No, nor can we just do it by IP. The bots are MUCH more sophisticated than that. More often than not, it's a cooperating distributed net of hundreds of bots, coming from multiple AWS, Azure, and GCP addresses. So they can pop up anywhere, and that IP could wind up being a real customer next week. And they're only recognizable as a botnet with sophisticated logic looking at the gestalt of web logs.
We do use a 3rd party service to help with this - but that on its own is imposing a 5- to 6-digit annual expense on our business.
> Our annual revenue from the site would put us on the list of top 100 ecommerce sites
and you're sweating a 5- to 6- digit annual expense?
> all our pricing is custom as negotiated with each customer.

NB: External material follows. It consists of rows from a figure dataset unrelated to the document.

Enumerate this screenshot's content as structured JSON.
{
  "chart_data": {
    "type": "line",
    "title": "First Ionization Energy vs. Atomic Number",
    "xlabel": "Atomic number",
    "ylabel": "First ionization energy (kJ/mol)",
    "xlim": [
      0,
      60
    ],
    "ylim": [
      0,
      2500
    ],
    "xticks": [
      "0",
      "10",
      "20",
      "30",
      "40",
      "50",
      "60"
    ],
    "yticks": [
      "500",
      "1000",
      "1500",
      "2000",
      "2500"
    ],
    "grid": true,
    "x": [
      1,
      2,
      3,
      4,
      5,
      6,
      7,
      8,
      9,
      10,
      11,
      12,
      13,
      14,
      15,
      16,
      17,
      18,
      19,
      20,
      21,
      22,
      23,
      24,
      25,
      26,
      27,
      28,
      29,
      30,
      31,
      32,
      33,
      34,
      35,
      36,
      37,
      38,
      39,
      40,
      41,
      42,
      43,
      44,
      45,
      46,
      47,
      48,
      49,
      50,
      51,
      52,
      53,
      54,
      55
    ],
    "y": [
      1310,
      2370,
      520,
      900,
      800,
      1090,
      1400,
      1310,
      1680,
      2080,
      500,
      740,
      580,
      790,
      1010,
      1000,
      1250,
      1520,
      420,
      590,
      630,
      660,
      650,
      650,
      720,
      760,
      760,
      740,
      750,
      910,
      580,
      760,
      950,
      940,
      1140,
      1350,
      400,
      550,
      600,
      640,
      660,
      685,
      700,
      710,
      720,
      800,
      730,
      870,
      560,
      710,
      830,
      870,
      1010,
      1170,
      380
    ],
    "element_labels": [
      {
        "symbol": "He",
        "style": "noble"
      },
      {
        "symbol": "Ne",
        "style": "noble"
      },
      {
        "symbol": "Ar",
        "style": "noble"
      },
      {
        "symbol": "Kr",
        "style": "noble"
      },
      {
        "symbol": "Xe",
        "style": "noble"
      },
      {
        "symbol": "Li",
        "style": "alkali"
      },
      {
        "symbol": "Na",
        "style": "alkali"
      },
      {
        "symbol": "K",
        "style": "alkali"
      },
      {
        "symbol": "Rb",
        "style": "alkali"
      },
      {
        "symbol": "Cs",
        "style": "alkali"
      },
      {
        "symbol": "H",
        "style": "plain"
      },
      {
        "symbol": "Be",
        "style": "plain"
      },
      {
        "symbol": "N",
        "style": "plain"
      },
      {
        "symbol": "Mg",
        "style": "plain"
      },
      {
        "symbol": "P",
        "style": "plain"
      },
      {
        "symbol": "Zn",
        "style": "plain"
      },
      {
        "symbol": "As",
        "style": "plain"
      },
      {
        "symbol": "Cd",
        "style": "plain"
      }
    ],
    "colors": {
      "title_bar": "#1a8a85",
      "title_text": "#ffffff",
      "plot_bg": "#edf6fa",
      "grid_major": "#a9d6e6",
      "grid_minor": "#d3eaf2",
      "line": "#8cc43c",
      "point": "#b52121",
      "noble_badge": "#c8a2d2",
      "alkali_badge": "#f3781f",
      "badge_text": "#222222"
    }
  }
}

> there's a huge number of products (low millions) and many thousands of distinct catalogs
Surely the business model where every customer has individually-negotiated pricing model costs a whole lot to implement, further, it gives each customer plenty of incentive to attempt to learn what other customers are paying for the same products. Given the tiny costs of fighting bots, in comparison, your complaints in these threads here seem pretty ridiculous.

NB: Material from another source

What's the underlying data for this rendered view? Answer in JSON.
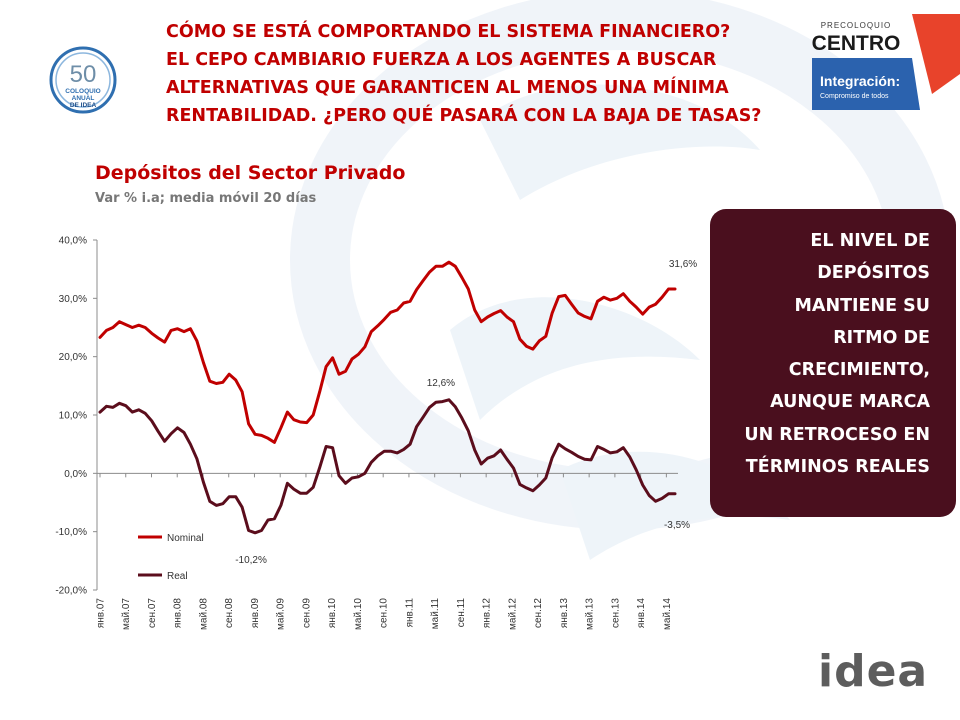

> More often than not, it's a cooperating distributed net of hundreds of bots, coming from multiple AWS, Azure, and GCP addresses.
those are only the low-effort/cheap ones, the more advanced scraping makes use of residential proxies (peoples' pwned home routers, or where they've installed shady VPN software on their PC that turns them into a proxy) to appear to come from legitimate residential last mile broadband netblocks belonging to comcast, verizon, etc.
google "residential proxies for sale" for the tip of an iceberg of a bunch of shady grey market shit.
There's a lot of metadata available for IPs, and that metadata can be used to aggregate clusters of IPs, and that in turn can be datamined for trending activity, which can be used to sift out abusive activity from normal browsing.
If you're dropping 6 figs annually on this and it's still frustrating, I'd be interested in talking with you. I built an abuse prediction system out of this approach for a small company a few years back, it worked well and it'd be cool to revisit the problem.
Yes. And if I could get the perpetrators to raise their hands so I could work out an API for them, it would be the path of least resistance. But they take great pains to be anonymous, although I know from circumstantial evidence that at least a good chunk of it is various competitors (or services acting on behalf of competitors) scraping price data.
IANAL, but I also wonder if, given that I'd be designing something specifically for competitors to query our prices in order to adjust their own prices, this would constitute some form of illegal collusion.
What seems to actually work is to identify the bots and instead of giving up your hand by blocking them, to quietly poison the data. Critically, it needs to be subtle enough that it's not immediately obvious the data is manipulated. It should look like a plausible response, only with some random changes.
It's in their interest. I've scraped a lot, and it's not easy to build a reliable process on. Why parse a human interface when there's an application interface available?
We do use a 3rd party service to help with this - but that on its own is imposing a 5- to 6-digit annual expense on our business.